Introduction
De pacifistes inconditionnels, au cours de cette décennie, il n'est que les témoins de Jéhovah[1] et les quakers[2] . Les « sermons patriotiques », les déclarations confessionnelles de loyalisme, les « services divins extraordinaires », les manifestes « au nom de la foi » et les « martyrs » ne se comptent pas. Le passé religieux est mis à contribution au service de causes belliqueuses. Dans le cas du christianisme, le concile d'Ancyre (314), les pères de l'Église et l'imaginaire médiéval sont sollicités pour nourrir l'argumentaire de la « croisade », de la « guerre sainte », de la « guerre juste », de la « guerre sacrée ». De manière analogue, le « jihâd » est invoqué par des musulmans qui combattent dans les deux camps en présence.
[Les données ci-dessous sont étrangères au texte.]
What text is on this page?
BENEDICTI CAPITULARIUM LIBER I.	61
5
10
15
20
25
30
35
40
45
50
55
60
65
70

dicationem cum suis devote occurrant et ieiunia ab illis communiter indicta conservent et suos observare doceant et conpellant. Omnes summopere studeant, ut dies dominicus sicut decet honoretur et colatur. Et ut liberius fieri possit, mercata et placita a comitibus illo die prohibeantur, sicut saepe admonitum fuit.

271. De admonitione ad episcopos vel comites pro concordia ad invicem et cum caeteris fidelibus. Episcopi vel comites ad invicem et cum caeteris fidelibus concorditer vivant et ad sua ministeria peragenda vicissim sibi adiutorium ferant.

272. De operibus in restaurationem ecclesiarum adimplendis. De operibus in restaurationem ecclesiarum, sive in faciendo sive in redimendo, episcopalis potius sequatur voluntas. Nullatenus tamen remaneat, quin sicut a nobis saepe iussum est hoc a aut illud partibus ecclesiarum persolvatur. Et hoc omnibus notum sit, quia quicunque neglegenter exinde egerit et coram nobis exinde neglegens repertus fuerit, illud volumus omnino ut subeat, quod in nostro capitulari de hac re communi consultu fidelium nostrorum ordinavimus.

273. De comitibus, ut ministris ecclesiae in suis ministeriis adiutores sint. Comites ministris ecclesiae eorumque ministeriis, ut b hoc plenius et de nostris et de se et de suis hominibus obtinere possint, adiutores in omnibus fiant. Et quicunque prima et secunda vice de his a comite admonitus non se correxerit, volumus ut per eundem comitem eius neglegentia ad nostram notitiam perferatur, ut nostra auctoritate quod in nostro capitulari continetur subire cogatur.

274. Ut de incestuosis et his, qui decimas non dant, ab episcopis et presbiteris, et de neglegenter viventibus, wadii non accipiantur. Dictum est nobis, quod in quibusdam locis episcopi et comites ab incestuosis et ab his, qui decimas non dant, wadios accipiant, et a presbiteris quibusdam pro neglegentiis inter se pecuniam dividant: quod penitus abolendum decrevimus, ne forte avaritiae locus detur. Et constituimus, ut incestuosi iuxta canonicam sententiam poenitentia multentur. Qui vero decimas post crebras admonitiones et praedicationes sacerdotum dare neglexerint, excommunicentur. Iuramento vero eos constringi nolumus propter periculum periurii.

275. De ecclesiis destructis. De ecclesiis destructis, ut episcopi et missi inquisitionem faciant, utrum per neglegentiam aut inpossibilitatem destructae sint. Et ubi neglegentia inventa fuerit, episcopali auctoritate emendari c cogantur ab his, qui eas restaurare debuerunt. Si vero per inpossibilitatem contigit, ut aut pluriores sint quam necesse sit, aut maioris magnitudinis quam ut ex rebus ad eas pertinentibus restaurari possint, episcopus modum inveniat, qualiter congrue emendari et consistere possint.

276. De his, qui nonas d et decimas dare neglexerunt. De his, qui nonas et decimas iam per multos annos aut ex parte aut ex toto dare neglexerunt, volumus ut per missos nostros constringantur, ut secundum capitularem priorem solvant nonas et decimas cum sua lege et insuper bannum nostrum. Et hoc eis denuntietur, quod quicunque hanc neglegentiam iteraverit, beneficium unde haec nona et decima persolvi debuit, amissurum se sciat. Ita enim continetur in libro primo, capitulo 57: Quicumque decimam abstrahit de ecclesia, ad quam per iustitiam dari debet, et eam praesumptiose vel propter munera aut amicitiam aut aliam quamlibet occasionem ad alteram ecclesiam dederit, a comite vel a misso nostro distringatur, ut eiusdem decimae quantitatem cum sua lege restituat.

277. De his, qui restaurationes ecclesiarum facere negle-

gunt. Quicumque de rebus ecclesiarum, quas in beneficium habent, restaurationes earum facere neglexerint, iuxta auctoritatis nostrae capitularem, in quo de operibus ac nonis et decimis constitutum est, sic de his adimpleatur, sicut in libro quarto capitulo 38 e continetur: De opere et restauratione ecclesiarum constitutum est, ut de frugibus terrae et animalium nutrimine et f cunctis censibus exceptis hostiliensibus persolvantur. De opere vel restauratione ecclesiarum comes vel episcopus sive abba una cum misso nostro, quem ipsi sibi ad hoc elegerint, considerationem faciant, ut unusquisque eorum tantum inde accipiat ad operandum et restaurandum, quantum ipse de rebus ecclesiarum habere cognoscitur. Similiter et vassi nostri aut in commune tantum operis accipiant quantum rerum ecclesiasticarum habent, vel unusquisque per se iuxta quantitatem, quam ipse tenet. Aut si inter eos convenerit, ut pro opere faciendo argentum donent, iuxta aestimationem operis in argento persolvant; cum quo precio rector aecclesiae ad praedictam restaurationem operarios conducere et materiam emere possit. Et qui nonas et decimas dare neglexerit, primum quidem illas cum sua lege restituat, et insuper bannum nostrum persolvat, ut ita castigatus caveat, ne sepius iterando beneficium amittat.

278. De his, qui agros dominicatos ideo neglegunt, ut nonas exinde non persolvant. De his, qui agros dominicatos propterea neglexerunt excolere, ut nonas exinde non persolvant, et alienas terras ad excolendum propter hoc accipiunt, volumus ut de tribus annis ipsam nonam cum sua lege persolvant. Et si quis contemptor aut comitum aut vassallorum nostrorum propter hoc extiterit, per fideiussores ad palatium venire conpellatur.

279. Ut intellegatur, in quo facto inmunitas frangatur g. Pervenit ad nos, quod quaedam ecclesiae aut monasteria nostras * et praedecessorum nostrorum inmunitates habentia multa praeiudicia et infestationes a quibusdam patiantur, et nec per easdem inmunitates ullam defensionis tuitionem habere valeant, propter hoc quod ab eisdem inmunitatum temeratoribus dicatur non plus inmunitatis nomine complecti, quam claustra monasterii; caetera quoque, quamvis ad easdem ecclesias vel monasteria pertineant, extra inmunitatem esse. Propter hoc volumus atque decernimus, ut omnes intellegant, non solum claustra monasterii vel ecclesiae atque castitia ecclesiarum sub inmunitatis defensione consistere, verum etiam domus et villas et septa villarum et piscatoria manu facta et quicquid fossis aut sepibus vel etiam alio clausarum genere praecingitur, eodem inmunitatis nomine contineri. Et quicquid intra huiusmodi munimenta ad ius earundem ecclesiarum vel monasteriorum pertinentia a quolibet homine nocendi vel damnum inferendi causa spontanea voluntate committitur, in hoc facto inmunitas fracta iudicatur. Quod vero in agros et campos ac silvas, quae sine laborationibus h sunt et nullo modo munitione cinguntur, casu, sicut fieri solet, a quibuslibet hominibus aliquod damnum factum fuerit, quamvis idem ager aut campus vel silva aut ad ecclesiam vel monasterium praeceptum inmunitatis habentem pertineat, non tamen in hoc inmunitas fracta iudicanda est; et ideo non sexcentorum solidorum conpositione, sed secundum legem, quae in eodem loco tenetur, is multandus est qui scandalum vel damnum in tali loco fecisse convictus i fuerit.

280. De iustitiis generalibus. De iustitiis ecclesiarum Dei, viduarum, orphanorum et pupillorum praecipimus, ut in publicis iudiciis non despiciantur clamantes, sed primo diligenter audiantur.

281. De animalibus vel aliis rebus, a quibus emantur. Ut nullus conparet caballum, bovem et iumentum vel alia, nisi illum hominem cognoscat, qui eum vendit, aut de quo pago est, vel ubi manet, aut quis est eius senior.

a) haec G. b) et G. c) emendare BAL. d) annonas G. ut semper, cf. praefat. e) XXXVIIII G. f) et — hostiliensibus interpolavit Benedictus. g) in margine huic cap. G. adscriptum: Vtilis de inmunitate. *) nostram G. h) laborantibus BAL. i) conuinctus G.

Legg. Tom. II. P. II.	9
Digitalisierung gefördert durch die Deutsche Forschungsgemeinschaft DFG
Ces références voilent une réalité complexe. Pour des motifs religieux, la Belgique et la France étaient la cible de vives critiques dans les milieux anglo-saxons protestants. La France y était qualifiée de nation d'« infidèles » et la Belgique était accusée de soutenir des atrocités au Congo belge avec la caution du roi Léopold, tandis que l'Allemagne « réformée » apparaissait comme le témoin de la réussite et du progrès selon la volonté divine. Le 1er août 1914, l'archevêque de Cantorbéry dit ne pouvoir imaginer une guerre entre l'Angleterre et l'Allemagne « au XXe siècle de l'Évangile du prince de la paix ». Les déclarations de guerre inversent ces pôles avec une extrême rapidité. Aucune confession ne fait montre d'une unité interne. Sur le terrain, le chaînon majeur de solidarité est la nation, constituée ou en voie de constitution. Dans les chancelleries, les intérêts économiques priment : ainsi la France ne soutient pas l'idée d'un séparatisme interne à l'Empire ottoman lorsqu'est organisé, à Paris en 1913, le premier Congrès arabe. L'Alliance universelle pour la promotion de l'amitié internationale par les Églises se divise, de même que les organisations juives transnationales.